Justin Tolman, Exeter’s Caspiche Project Manager and a “qualified person” within the definition of that term in NI 43-101, has supervised the preparation of the technical information contained in this news release.

About Exeter

Exeter Resource Corporation is a Canadian mineral exploration company focused on the discovery and development of gold and silver properties in South America. On closing of the recently announced financing on February 26, 2009, the Company will have C$41 million in its treasury.

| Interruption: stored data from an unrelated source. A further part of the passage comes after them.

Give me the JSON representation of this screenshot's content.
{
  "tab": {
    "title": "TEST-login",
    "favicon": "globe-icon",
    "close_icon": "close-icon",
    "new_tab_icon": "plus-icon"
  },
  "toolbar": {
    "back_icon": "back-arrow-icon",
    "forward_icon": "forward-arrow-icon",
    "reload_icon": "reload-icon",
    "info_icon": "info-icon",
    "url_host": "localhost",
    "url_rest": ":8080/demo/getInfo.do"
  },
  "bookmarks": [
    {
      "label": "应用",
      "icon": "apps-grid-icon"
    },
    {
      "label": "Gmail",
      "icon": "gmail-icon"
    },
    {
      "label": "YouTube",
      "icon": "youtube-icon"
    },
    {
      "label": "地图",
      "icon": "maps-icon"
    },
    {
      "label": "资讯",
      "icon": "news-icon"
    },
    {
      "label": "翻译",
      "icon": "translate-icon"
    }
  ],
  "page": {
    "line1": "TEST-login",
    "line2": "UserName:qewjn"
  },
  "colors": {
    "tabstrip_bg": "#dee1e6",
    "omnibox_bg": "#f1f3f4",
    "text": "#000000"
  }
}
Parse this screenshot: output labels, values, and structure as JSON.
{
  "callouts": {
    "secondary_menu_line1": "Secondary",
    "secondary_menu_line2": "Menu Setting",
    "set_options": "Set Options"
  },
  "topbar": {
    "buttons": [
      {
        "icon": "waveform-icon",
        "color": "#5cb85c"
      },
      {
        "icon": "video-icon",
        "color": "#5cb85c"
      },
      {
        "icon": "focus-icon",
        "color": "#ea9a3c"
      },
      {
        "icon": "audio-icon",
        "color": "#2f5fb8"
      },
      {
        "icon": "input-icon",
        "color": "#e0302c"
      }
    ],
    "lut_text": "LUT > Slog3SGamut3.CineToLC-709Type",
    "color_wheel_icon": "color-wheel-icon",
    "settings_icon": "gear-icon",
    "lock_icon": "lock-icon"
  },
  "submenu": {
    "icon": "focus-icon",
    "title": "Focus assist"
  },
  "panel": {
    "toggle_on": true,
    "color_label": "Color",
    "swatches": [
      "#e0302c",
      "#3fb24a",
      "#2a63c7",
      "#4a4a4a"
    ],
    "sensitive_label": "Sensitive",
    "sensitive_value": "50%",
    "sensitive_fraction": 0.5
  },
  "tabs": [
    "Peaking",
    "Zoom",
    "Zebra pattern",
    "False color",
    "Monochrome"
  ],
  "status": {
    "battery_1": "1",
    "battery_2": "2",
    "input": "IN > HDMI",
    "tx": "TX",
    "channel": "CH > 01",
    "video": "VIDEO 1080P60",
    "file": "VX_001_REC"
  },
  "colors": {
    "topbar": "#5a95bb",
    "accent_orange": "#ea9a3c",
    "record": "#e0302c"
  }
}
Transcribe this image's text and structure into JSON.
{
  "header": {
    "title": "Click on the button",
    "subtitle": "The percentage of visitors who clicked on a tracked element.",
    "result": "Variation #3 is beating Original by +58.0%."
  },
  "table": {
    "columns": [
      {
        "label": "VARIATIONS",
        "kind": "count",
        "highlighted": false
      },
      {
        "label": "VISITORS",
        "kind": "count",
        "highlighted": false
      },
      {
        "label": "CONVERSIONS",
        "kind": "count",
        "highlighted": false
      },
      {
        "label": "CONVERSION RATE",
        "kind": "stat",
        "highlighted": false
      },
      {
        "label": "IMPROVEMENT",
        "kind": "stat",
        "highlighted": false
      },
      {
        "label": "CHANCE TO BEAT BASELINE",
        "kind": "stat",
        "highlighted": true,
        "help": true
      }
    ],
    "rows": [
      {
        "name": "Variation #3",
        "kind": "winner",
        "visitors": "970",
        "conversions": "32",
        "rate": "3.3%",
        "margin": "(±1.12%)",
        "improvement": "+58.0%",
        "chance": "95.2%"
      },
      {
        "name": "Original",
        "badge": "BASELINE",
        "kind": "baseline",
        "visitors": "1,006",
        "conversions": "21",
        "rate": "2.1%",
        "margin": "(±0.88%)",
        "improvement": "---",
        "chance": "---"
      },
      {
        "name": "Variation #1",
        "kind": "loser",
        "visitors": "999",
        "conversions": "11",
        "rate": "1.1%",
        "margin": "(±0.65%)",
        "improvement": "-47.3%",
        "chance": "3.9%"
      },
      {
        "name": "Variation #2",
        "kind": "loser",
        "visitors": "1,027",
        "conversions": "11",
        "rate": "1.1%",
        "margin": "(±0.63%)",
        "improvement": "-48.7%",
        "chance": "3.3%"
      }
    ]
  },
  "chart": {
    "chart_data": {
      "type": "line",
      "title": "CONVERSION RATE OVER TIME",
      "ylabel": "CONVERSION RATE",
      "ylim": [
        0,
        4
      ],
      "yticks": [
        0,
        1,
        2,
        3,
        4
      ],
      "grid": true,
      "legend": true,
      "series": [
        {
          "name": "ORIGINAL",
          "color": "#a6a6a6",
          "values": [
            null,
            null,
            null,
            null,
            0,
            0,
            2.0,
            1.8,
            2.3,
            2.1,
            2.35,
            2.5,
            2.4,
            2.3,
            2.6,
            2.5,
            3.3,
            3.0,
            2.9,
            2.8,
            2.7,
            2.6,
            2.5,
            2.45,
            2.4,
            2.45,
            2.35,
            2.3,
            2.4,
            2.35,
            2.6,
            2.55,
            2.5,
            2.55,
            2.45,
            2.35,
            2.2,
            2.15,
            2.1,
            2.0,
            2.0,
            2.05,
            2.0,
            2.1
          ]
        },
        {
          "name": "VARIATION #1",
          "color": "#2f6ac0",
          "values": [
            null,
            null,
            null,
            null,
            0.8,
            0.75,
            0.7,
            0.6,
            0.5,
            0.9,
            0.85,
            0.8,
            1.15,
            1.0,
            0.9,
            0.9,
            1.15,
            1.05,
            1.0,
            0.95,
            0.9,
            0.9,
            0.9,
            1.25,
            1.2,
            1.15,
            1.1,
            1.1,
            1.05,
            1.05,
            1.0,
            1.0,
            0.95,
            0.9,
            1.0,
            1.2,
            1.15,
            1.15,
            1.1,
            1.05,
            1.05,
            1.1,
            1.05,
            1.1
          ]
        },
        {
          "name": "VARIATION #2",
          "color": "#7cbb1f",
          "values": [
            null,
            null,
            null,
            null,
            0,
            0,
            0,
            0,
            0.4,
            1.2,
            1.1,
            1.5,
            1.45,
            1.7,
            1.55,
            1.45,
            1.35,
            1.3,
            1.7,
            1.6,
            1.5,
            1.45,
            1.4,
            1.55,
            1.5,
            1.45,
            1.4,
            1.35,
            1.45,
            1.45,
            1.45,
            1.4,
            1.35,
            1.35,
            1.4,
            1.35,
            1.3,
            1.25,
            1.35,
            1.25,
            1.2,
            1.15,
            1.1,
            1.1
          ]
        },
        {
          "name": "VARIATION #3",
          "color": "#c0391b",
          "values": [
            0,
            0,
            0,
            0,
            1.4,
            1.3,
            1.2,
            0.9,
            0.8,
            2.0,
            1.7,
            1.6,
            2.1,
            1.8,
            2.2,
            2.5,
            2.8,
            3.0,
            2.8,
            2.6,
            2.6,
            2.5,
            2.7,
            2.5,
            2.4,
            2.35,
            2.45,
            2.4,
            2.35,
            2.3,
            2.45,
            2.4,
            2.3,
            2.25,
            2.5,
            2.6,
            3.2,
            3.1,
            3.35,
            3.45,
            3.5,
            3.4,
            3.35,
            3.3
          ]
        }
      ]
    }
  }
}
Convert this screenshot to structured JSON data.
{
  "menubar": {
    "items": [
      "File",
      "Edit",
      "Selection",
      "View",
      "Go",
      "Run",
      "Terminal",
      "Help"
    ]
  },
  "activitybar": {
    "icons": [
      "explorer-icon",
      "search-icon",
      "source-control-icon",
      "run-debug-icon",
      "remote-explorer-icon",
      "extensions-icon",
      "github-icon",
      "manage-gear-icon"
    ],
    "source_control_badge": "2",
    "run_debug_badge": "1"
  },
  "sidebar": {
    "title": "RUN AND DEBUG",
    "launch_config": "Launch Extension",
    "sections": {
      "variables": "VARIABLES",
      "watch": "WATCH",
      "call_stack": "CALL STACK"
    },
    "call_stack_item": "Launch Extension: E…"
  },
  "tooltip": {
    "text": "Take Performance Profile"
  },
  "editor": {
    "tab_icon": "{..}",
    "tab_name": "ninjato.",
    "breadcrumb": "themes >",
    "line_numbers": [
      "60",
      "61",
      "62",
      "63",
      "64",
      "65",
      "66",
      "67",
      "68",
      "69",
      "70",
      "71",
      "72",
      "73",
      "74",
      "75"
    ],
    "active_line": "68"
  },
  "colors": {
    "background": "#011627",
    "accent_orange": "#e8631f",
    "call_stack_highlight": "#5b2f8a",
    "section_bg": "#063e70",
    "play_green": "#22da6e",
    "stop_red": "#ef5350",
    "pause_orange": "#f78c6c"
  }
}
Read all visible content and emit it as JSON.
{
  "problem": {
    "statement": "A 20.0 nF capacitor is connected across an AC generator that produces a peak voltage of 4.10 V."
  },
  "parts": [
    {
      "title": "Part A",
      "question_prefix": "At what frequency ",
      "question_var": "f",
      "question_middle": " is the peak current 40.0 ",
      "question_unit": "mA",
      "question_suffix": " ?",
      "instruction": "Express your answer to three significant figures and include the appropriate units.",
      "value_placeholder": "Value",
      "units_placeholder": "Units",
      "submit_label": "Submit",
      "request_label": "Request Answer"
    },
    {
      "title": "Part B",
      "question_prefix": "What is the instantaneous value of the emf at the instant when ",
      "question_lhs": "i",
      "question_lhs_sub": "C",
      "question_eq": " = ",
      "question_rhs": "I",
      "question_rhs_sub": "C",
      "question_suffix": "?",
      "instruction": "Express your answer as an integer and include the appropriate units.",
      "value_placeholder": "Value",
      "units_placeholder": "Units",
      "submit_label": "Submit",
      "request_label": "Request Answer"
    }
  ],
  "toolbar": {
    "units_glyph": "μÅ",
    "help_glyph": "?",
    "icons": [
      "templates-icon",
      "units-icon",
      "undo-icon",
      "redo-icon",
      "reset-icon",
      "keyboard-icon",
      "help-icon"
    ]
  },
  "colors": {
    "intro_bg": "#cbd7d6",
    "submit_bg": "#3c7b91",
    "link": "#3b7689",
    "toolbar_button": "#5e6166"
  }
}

The Caspiche gold-copper discovery is situated in the Maricunga gold district of Chile, between the Refugio mine (Kinross Gold Corp.) and the giant Cerro Casale gold deposit (Barrick Gold Corp. and Kinross Gold Corp.). Drilling currently underway will be included in an updated NI 43-101 compliant resources estimate expected in September 2009. The initial resource target is large, reflecting results to date and the scale of similar gold and/or gold-copper porphyry systems in the immediate area.

Exeter’s priority on its Cerro Moro high grade gold-silver property in Argentina is the Escondida vein where drilling has returned multiple intercepts of 12-18 g/t gold equivalent** over potentially mineable widths. The results from drilling to December 2008 will be used to produce a NI 43-101 compliant resources estimate, expected during the second quarter of 2009. Exeter will continue to develop its conceptual models so that on receipt of a NI 43-101 resources estimate, it can advance the project to the scoping study level.

No site work is planned on the Don Sixto gold-silver project in Argentina over the next quarter. The Company will continue to work with provincial authorities and with representatives of other mining companies, to effect amendment to the 2007 legislation that banned the use of cyanide in mining operations in Mendoza Province.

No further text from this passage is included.